United States officials told reporters Wednesday that the White House was planning a shipment of 1,000 anti-tank rockets to the Iraqi government.
The latest reports come days after the Islamic State group took full control of the city of Ramadi, the regional capital of the western Iraqi province Anbar. The latest gain by the extremist group sent waves of Iraq troops fleeing the city. The group used a series of suicide car bombing over several days to clear the way for its fighters to enter the city. The officials told the New York Times that the latest rockets shipment was to be used to counter the suicide bombings.
The shipment is expected to arrive in Baghdad in the early days of June. The decision by the White House is the first in a series of different options being weighed by President Barack Obama, officials said. They added that the anti-tank rockets were requested by the Iraqi Prime Minister Haider al-Abadi, during his visit to Washington last month.
Iraqis were “licking their wounds a bit” as they worked with U.S. advisers to begin planning a counterattack, a senior State Department official, who spoke to reporters on the condition of anonymity, was quoted as saying by the New York Times on Wednesday. Following the Ramadi fall for the Islamic State group, more than 3,000 Iraqi Shiite fighters arrived at a military base near the city on Monday, joining Iraqi troops and Sunni tribal fighters in the area as they plan to push back against the group.

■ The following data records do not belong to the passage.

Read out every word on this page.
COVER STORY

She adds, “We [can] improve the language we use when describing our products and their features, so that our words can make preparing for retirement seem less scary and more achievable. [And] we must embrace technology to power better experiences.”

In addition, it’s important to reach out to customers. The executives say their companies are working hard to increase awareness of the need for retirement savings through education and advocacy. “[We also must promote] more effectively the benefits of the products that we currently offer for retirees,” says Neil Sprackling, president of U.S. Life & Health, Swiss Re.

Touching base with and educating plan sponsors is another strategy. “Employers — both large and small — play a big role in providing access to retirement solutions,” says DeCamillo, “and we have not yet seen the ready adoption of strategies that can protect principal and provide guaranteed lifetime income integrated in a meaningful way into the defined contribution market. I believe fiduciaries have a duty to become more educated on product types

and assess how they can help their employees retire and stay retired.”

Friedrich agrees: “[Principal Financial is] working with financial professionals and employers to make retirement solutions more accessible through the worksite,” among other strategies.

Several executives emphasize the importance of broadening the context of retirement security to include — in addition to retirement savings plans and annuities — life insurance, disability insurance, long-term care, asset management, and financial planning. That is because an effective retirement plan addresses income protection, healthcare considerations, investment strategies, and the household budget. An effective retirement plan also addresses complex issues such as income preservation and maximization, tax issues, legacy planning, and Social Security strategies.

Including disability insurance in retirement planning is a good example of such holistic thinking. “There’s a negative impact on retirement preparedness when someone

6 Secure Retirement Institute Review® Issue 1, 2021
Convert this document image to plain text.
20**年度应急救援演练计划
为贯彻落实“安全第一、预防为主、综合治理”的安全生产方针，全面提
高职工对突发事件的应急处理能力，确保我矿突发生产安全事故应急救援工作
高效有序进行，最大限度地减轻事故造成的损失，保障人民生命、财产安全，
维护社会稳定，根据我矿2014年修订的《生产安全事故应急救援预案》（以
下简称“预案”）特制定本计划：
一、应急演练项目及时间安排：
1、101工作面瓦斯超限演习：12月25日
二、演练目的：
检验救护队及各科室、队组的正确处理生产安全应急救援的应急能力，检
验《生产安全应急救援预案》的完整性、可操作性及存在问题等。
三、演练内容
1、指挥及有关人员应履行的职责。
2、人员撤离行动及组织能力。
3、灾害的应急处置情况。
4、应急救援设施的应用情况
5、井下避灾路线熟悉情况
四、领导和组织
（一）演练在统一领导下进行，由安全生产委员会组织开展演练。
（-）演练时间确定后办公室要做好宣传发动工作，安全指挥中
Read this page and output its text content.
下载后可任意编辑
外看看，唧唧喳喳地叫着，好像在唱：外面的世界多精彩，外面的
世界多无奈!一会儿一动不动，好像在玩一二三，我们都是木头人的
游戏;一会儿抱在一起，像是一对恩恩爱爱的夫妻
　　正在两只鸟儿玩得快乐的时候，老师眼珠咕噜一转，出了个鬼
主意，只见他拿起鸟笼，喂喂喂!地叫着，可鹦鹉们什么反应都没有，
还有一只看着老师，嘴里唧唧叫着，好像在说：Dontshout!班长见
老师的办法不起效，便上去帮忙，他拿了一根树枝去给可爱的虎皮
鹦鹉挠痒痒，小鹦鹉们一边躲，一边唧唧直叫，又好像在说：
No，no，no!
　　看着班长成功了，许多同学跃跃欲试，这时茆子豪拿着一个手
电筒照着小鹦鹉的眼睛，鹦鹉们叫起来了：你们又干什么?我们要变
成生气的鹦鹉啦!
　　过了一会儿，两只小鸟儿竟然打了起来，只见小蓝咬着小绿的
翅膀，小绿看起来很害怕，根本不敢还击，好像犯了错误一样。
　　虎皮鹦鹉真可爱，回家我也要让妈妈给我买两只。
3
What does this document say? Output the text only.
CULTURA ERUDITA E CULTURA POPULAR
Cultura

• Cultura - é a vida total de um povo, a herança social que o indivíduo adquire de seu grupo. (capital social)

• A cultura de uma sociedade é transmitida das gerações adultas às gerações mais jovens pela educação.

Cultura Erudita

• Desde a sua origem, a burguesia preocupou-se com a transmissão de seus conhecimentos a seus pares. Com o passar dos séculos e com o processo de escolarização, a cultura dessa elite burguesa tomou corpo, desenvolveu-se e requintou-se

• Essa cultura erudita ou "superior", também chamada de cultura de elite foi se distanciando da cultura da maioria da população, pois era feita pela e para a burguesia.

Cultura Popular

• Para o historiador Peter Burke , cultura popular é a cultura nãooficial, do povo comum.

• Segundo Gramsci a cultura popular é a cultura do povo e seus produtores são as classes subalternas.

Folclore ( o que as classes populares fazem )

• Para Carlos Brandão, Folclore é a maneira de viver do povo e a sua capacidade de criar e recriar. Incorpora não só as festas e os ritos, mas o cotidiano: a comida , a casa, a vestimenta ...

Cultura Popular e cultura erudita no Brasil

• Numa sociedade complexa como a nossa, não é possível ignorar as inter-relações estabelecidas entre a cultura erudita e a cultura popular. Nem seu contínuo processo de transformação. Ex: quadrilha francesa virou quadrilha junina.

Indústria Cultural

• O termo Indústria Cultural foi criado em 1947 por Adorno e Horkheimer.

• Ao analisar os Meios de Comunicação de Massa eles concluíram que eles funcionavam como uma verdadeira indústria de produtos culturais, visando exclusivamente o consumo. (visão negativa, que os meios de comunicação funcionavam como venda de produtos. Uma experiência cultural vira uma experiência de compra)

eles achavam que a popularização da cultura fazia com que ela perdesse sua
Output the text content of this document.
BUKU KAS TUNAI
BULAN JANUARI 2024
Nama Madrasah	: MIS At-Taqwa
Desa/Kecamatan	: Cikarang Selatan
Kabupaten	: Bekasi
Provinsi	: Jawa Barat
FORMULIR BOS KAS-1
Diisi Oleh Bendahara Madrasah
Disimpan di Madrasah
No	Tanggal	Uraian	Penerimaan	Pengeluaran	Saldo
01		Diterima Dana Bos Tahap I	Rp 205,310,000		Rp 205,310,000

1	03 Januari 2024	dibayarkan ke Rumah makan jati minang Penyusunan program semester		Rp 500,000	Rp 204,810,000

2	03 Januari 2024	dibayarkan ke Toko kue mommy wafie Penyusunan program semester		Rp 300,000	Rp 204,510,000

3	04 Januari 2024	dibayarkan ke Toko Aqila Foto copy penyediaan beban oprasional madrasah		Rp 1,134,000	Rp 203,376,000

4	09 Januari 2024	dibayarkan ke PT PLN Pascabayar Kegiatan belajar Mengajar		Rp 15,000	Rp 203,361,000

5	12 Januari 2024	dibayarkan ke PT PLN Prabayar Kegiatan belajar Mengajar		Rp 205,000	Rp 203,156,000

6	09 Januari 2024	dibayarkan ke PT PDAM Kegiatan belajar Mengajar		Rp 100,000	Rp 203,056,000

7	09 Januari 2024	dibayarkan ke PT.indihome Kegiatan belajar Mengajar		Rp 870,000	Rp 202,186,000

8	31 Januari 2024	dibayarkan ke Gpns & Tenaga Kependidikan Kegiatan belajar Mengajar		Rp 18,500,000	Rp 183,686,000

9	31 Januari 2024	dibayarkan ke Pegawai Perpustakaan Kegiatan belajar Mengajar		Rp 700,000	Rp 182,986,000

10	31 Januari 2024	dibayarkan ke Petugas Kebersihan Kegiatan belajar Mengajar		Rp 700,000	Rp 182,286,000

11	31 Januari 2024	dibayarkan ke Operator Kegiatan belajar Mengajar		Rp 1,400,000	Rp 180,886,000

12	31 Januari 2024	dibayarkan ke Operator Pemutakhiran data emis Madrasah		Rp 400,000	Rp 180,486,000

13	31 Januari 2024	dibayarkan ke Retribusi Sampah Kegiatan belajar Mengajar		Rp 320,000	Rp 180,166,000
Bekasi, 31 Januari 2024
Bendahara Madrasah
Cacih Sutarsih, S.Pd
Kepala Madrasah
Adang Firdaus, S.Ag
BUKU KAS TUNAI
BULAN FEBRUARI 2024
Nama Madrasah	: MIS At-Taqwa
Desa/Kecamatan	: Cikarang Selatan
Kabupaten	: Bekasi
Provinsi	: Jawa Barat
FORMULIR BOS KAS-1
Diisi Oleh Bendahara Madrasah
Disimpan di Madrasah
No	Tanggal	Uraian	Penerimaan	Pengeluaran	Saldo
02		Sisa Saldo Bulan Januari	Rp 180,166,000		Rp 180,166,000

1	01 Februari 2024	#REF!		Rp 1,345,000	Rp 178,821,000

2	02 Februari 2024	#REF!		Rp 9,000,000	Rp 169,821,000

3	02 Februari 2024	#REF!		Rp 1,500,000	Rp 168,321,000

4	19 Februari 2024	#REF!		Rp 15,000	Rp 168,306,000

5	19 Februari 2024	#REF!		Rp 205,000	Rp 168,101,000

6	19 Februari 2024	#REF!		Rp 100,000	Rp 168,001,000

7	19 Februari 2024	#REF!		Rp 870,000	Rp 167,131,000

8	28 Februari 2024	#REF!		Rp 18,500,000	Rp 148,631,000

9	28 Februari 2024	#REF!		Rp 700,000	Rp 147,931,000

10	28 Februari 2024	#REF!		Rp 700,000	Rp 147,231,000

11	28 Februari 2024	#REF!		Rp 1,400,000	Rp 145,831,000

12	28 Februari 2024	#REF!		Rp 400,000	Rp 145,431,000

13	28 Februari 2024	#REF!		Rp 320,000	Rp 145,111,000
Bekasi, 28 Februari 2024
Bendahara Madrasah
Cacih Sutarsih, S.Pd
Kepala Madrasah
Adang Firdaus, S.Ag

Amid delays in delivery of some U.S. weaponry that Iraq has been expecting under an agreement with Washington, Abadi is also seeking help from other governments. On Wednesday, he paid an official visit to Russia in which he asked for further military assistance from Moscow. The focus will be “the development of relations between the two countries, mainly expanding the military and security cooperation, and support for Iraqi forces in the face of terrorism,” Abadi’s office said. Russia has been a supplier to Iraq of weapons, including fighter jets, helicopters and smaller arms, for some time. Also, Baghdad is said to be increasingly looking to China and Iran for military purchases.